Derivation of why a diagonalizable matrix can be written as a sum of outer products $\Sigma=\sum_{i=1}^n \lambda_i v_i v_i^T$

Question

Lets say we have a symmetric positive semi-definite $n\times n$ matrix $\Sigma$, which therefore has a diagonalization $\Sigma=V\Lambda V^T$, where $V$ is an orthogonal matrix (containing the eigenvectors $v_1,...v_n$ of $\Sigma$) and $\Lambda$ is a diagonal matrix (containing the eigenvalues $\lambda_1,...,\lambda_n$ of $\Sigma$).

Could you show me how the following sum of outer products is derived?

$\Sigma=\sum_{i=1}^n \lambda_iv_iv_i^T$

Answer 1

It helps to have internalized the following ways of looking at matrix multiplication:

• $Ax = a_1 x_1 + \cdots + a_n x_n$, where $a_i$ is the $i$th column of the matrix $A$ and $x_i$ is the $i$th component of the vector $x$.
• $A \begin{bmatrix} b_1 & \cdots & b_n \end{bmatrix} = \begin{bmatrix} A b_1 & \cdots & A b_n \end{bmatrix}$, where $b_i$ is the $i$th column of the matrix $B$.
• $\begin{bmatrix} a_1 & \cdots & a_n \end{bmatrix} \begin{bmatrix} b_1^T \\ \vdots \\ b_n^T \end{bmatrix} = a_1 b_1^T + \cdots + a_n b_n^T$. Here the vector $a_i$ is the $i$th column of $A$ and the row vector $b_i^T$ is the $i$th row of $B$.

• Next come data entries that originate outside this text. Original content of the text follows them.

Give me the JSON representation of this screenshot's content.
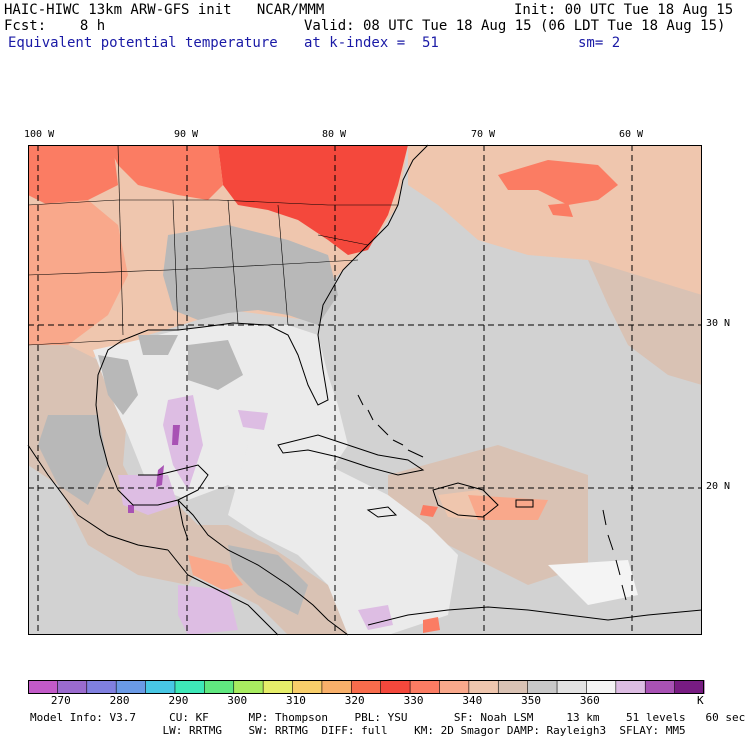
{
  "header": {
    "line1_left": "HAIC-HIWC 13km ARW-GFS init   NCAR/MMM",
    "line1_right": "Init: 00 UTC Tue 18 Aug 15",
    "line2_left": "Fcst:    8 h",
    "line2_right": "Valid: 08 UTC Tue 18 Aug 15 (06 LDT Tue 18 Aug 15)",
    "field_name": "Equivalent potential temperature",
    "level": "at k-index =  51",
    "smoothing": "sm= 2"
  },
  "map": {
    "lon_labels": [
      "100 W",
      "90 W",
      "80 W",
      "70 W",
      "60 W"
    ],
    "lat_labels": [
      "30 N",
      "20 N"
    ],
    "extent": {
      "lon": [
        -101,
        -56
      ],
      "lat": [
        12,
        42
      ]
    },
    "gridlines": "dashed",
    "palette": {
      "hot": "#f4483c",
      "warm": "#fb7c63",
      "salmon": "#f9a88b",
      "tan": "#efc6ae",
      "beige": "#d9c2b4",
      "gray": "#b8b8b8",
      "lightgray": "#d2d2d2",
      "nearwhite": "#ebebeb",
      "lavender": "#ddbde3",
      "purple": "#a852b4"
    }
  },
  "colorbar": {
    "ticks": [
      "270",
      "280",
      "290",
      "300",
      "310",
      "320",
      "330",
      "340",
      "350",
      "360"
    ],
    "unit": "K",
    "colors": [
      "#c25ac8",
      "#9a6bce",
      "#8080e0",
      "#6a9ae6",
      "#48c7e4",
      "#3ee8b8",
      "#60e880",
      "#a8ec60",
      "#e6ee6a",
      "#f8ce6a",
      "#f8b06a",
      "#f86c4c",
      "#f4483c",
      "#fb7c63",
      "#f9a88b",
      "#efc6ae",
      "#d9c2b4",
      "#c8c8c8",
      "#e2e2e2",
      "#f4f4f4",
      "#ddbde3",
      "#a852b4",
      "#781c82"
    ]
  },
  "footer": {
    "line1": "Model Info: V3.7     CU: KF      MP: Thompson    PBL: YSU       SF: Noah LSM     13 km    51 levels   60 sec",
    "line2": "                    LW: RRTMG    SW: RRTMG  DIFF: full    KM: 2D Smagor DAMP: Rayleigh3  SFLAY: MM5"
  }
}
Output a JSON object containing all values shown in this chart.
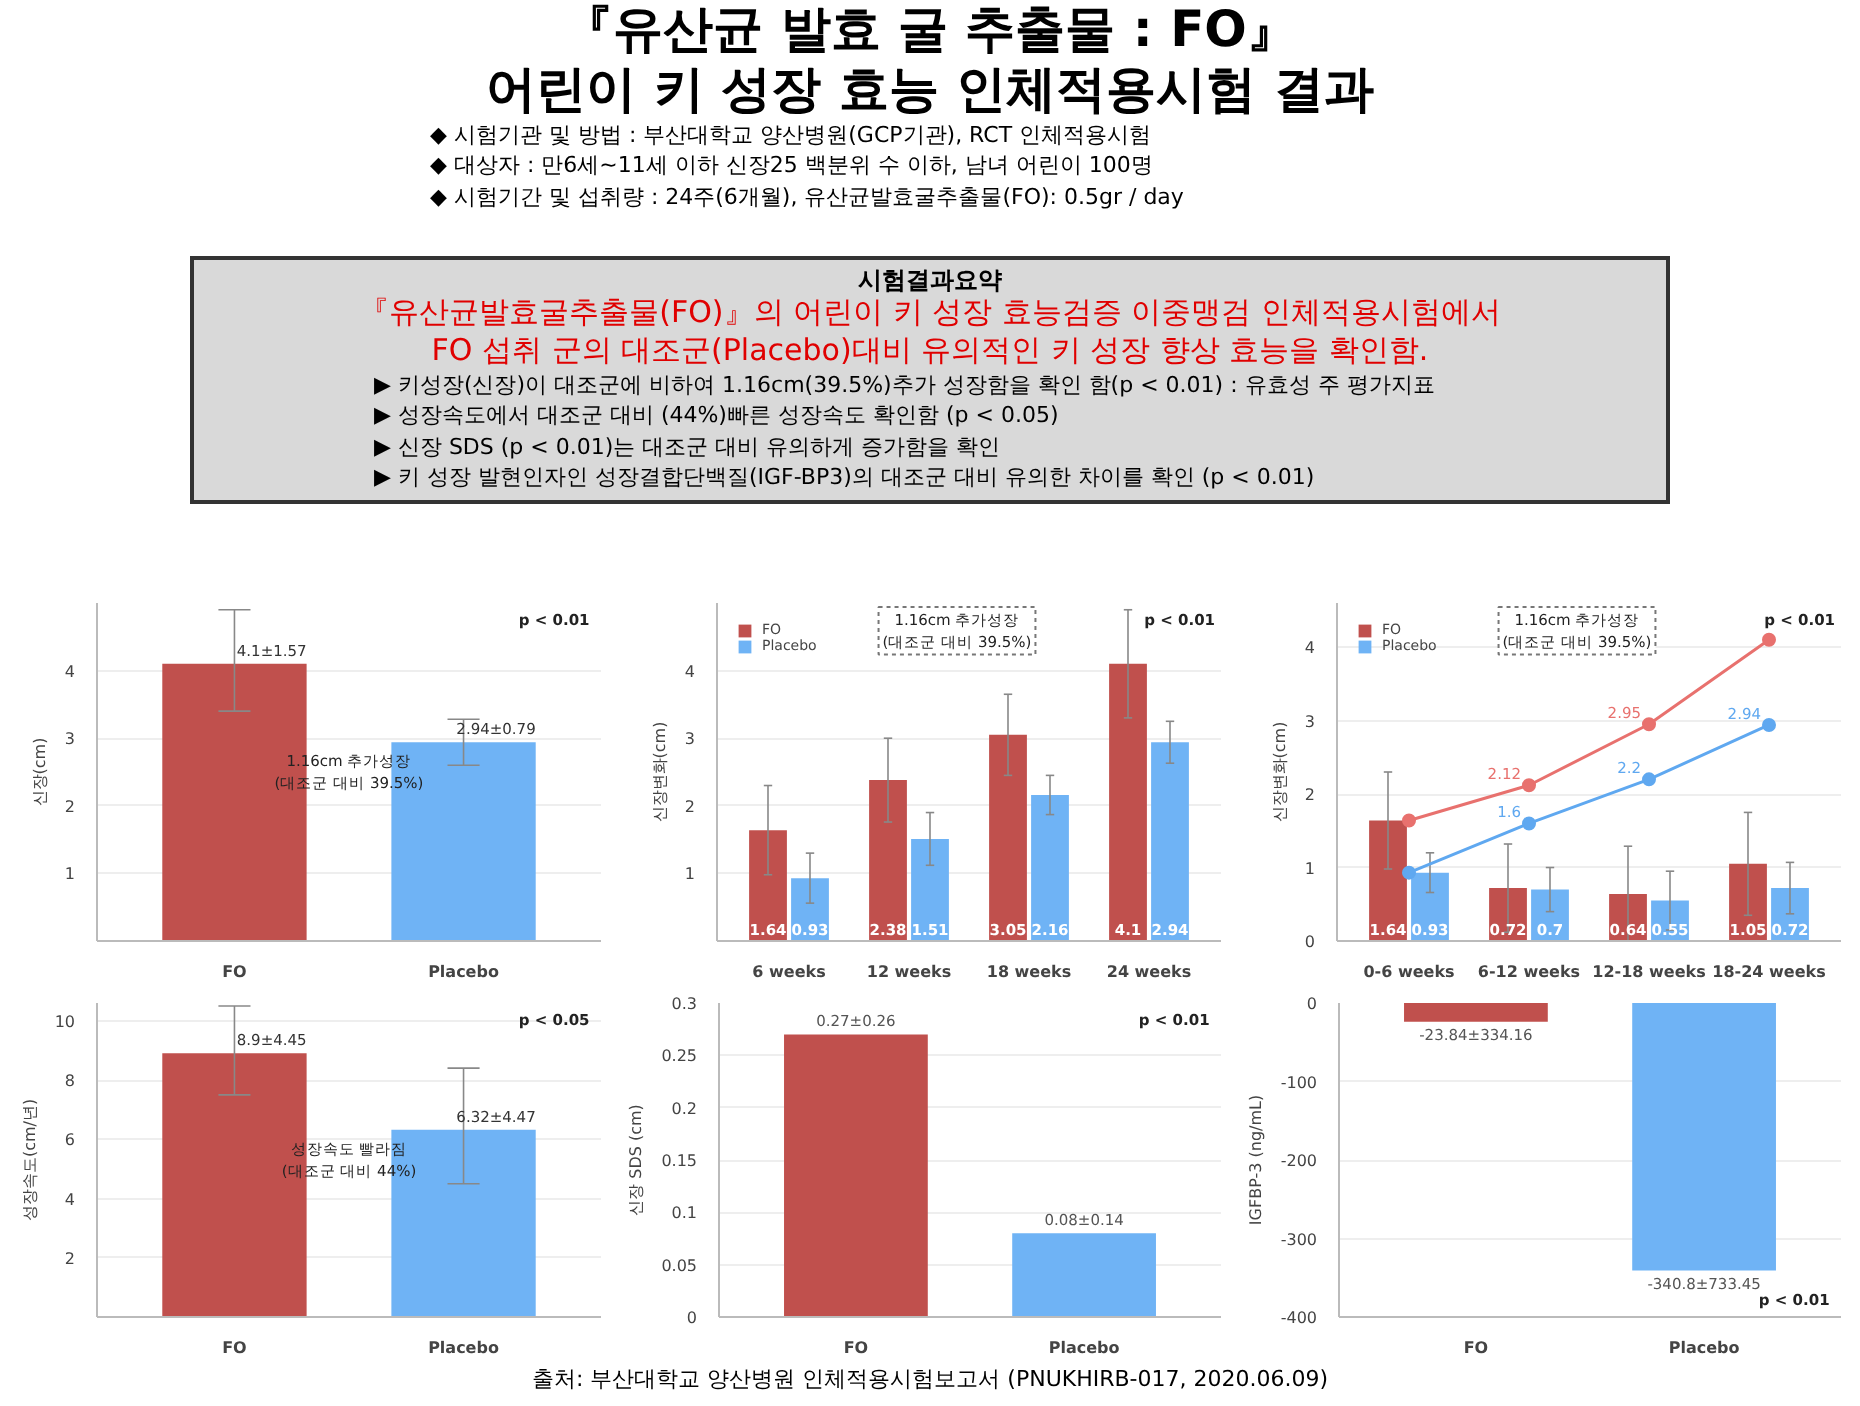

You can use rules 2 and 1 to compute $V \Lambda$, and then use rule 3 to compute $V \Lambda V^T$.

Alternatively, you can think of it like this. The matrix $v_i v_i^T$ projects a vector $x$ onto the span of $\{ v_i \}$. This projection then gets scaled by $\lambda_i$. In other words: \begin{equation} x = \sum_{i=1}^n v_i v_i^T x \end{equation} so \begin{align} \Sigma x &= \sum_{i=1}^n \Sigma v_i v_i^T x \\ &= \sum_{i=1}^n \lambda_i v_i v_i^T x. \end{align}